PostHoc FREE Calibrating on Kolmogorov Arnold Networks
Wenhao Liang, Wei Emma Zhang, Lin Yue, Miao Xu, Olaf Maennel, Weitong Chen
TL;DR
The paper tackles miscalibration in Kolmogorov-Arnold Networks (KANs), which use spline-based, edge-focused activations that can yield overconfident predictions in dense regions and underconfident ones in sparse areas. It introduces Temperature-Scaled Loss (TSL), a training-time objective that jointly optimizes the network parameters and a learnable temperature parameter $\tau$ to directly shape the predictive distribution, preserving strict propriety of the base loss. The authors provide theoretical guarantees (local convergence and reduction in calibration error) and empirical evidence across diverse vision benchmarks showing that TSL consistently reduces calibration error (ECE and variants) while maintaining competitive accuracy. They also analyze how KAN hyperparameters influence calibration and demonstrate that TSL mitigates grid-induced miscalibration without requiring post-hoc adjustments, offering practical guidance for spline-based networks and potential applicability to other architectures. The work contributes a principled, effective approach to calibration in flexible spline-based models, with implications for safety-critical and risk-sensitive applications.
Abstract
Kolmogorov Arnold Networks (KANs) are neural architectures inspired by the Kolmogorov Arnold representation theorem that leverage B Spline parameterizations for flexible, locally adaptive function approximation.

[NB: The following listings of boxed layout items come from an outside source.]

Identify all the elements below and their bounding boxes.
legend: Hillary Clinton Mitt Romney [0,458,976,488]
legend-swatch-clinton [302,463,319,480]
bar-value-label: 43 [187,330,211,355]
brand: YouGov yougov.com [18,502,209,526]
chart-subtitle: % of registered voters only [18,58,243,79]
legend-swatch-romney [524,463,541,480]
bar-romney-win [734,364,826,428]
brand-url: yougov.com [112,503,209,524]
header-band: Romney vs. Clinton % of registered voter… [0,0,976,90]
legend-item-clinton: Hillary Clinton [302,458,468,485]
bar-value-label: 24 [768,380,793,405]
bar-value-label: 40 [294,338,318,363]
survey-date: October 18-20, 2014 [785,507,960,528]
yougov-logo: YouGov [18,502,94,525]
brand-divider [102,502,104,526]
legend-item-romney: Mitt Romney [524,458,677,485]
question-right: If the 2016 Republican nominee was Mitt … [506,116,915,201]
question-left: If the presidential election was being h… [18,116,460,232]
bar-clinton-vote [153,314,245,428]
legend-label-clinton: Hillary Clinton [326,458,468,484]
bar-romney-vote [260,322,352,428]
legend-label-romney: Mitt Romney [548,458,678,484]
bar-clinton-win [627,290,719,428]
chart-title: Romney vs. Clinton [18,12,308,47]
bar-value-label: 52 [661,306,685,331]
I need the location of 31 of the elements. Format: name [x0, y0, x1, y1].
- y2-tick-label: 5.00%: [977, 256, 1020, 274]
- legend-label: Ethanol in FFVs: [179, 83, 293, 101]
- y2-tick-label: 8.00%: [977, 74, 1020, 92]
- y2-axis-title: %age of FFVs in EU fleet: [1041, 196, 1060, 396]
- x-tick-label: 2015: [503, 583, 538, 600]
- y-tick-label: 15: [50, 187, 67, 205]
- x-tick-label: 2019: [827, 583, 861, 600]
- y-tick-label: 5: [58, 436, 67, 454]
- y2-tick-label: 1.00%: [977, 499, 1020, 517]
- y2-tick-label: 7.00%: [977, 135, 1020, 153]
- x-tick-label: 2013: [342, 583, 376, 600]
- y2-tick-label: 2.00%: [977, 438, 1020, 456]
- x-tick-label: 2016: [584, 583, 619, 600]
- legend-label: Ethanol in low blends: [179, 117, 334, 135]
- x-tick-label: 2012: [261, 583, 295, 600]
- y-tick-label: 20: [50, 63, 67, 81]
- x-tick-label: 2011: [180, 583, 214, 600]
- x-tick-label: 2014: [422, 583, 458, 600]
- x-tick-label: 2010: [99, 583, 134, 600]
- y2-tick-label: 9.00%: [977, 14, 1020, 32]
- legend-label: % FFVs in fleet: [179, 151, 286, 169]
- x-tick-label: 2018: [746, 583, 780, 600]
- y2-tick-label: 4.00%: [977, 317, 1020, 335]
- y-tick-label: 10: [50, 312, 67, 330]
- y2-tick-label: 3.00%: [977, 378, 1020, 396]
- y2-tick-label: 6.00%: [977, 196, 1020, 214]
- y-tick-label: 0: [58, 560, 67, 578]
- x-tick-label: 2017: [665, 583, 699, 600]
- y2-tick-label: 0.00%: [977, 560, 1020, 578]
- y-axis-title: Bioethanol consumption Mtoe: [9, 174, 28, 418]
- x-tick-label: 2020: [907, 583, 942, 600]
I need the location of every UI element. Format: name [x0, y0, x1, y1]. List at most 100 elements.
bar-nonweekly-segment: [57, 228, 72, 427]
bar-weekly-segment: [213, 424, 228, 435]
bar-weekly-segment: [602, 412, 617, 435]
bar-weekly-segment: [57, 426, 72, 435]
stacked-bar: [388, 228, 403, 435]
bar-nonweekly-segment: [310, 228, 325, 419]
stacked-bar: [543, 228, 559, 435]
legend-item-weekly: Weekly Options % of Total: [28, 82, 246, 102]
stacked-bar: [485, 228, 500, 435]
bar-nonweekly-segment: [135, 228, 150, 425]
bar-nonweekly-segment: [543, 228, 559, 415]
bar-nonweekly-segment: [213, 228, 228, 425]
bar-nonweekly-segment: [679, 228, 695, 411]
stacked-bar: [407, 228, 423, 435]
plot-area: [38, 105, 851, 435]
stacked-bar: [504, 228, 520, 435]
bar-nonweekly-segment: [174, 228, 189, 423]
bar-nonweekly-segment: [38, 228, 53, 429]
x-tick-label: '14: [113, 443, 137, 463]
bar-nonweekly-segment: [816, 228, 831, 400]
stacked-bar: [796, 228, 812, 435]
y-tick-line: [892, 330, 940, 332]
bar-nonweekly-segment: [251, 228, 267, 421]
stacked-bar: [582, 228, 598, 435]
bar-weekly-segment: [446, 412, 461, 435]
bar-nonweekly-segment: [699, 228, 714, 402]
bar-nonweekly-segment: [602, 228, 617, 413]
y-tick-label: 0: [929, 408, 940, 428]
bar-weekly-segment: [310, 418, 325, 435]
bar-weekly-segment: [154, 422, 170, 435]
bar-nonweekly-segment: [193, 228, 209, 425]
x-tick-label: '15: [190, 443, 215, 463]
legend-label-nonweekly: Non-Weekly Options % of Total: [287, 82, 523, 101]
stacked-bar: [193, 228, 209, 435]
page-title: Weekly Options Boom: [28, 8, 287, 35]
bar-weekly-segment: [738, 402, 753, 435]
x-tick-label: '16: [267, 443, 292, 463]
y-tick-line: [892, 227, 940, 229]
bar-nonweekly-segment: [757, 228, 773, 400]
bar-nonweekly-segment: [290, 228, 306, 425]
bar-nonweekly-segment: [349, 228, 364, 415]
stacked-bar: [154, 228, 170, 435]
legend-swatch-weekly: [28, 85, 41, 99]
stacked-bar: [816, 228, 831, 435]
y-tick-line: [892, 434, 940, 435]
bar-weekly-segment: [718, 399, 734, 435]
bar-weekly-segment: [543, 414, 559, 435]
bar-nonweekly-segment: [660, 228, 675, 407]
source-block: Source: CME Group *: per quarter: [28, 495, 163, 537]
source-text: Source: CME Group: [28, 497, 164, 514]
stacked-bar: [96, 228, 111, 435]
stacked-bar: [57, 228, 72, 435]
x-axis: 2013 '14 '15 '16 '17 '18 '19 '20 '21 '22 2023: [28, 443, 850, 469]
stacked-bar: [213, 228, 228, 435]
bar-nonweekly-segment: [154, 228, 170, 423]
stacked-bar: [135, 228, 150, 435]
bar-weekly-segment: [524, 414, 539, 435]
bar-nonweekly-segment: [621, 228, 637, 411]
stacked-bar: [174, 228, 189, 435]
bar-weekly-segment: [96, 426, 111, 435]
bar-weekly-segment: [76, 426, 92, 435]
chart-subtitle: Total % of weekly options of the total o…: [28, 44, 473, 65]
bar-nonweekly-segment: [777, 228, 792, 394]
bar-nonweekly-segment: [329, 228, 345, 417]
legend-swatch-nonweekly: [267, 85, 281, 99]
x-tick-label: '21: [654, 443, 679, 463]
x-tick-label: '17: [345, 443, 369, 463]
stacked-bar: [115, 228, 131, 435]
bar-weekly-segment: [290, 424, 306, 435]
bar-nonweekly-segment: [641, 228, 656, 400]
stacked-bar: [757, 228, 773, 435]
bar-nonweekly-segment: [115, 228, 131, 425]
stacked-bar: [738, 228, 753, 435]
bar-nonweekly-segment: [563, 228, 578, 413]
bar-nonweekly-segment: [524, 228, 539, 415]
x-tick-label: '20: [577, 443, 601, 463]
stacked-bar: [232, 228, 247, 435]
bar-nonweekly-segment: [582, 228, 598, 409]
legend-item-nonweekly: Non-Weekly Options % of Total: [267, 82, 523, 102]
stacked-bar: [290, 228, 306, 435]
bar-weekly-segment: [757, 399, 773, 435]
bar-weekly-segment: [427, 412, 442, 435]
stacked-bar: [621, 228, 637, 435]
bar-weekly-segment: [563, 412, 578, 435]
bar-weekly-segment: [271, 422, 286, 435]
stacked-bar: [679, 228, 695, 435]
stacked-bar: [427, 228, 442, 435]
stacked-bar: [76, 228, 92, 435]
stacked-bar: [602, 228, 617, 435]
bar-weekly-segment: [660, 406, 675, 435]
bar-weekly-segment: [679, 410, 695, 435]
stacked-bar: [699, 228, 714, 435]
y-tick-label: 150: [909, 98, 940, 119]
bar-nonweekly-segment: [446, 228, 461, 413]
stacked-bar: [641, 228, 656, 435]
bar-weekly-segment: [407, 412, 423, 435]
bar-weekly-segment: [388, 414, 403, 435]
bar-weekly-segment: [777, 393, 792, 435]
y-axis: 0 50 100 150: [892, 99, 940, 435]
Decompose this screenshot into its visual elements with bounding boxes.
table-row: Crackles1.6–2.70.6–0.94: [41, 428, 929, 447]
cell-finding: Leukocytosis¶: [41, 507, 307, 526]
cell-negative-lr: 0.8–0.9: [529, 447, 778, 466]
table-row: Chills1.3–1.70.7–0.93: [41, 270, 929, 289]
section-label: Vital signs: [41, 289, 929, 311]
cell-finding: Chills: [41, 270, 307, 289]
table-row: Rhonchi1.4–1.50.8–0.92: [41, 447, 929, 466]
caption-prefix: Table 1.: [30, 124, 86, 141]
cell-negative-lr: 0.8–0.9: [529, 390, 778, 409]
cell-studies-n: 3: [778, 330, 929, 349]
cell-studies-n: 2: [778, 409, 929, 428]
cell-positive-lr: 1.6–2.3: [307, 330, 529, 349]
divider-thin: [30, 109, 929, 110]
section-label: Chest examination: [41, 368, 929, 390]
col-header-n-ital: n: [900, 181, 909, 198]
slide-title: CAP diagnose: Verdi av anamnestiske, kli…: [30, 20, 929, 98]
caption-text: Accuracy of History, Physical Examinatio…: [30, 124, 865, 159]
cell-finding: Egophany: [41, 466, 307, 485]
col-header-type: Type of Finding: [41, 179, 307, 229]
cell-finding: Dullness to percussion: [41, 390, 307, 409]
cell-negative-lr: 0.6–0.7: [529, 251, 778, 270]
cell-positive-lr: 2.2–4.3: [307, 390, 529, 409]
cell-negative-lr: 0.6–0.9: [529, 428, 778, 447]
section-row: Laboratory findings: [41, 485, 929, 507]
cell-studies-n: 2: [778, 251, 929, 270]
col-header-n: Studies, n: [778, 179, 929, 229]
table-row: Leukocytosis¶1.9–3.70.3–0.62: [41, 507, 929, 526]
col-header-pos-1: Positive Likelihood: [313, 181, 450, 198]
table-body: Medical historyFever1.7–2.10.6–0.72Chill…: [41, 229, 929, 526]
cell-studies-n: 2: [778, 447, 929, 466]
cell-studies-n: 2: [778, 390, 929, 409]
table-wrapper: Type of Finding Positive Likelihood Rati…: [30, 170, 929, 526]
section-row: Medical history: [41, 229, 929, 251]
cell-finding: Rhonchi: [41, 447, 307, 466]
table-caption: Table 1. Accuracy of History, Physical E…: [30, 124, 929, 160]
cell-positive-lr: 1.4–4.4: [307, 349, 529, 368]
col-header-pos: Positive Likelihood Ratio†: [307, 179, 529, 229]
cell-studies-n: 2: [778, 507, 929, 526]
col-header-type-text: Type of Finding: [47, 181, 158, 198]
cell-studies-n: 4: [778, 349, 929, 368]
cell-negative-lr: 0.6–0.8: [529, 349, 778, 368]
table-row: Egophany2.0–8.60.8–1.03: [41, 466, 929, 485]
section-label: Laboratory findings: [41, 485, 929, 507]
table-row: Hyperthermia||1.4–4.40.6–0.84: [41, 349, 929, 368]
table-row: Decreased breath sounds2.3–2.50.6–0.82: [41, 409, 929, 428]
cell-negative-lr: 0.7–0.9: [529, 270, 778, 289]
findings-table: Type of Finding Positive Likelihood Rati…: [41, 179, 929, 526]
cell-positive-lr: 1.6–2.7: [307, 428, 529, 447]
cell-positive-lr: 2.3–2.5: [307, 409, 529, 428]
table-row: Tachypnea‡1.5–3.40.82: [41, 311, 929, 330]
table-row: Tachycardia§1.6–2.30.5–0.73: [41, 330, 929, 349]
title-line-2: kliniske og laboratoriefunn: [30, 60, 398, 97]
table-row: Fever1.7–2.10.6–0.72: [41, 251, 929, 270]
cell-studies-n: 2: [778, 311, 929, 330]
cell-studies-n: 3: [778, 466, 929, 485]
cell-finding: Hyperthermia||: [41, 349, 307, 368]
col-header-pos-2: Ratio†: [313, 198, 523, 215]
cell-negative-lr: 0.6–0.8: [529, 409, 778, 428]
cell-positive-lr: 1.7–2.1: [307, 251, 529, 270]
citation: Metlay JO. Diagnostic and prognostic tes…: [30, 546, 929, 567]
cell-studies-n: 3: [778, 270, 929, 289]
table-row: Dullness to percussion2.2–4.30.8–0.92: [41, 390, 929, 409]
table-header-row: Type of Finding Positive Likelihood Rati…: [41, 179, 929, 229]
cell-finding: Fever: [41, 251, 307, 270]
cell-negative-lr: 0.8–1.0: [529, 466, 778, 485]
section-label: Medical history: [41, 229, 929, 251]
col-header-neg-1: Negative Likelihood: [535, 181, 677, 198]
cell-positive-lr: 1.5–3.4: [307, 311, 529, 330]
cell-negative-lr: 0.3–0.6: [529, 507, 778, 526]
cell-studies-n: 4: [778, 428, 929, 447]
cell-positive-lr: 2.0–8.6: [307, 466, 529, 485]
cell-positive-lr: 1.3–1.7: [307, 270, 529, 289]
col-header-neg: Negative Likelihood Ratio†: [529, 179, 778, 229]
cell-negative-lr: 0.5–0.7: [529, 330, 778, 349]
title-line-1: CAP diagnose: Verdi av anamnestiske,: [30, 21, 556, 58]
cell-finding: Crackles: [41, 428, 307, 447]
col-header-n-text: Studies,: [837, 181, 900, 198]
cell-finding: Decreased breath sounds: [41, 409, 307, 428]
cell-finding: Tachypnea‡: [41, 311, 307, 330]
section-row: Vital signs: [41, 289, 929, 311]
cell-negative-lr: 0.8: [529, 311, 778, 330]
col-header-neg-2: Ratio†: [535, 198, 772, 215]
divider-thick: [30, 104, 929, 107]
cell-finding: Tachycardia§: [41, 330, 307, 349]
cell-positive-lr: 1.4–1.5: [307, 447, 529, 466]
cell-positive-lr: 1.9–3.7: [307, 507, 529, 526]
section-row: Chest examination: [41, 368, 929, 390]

Although KANs can capture complex nonlinearities beyond those modeled by standard MultiLayer Perceptrons (MLPs), they frequently exhibit miscalibrated confidence estimates manifesting as overconfidence in dense data regions and underconfidence in sparse areas. In this work, we systematically examine the impact of four critical hyperparameters including Layer Width, Grid Order, Shortcut Function, and Grid Range on the calibration of KANs. Furthermore, we introduce a novel TemperatureScaled Loss (TSL) that integrates a temperature parameter directly into the training objective, dynamically adjusting the predictive distribution during learning. Both theoretical analysis and extensive empirical evaluations on standard benchmarks demonstrate that TSL significantly reduces calibration errors, thereby improving the reliability of probabilistic predictions. Overall, our study provides actionable insights into the design of spline based neural networks and establishes TSL as a robust loss solution for enhancing calibration.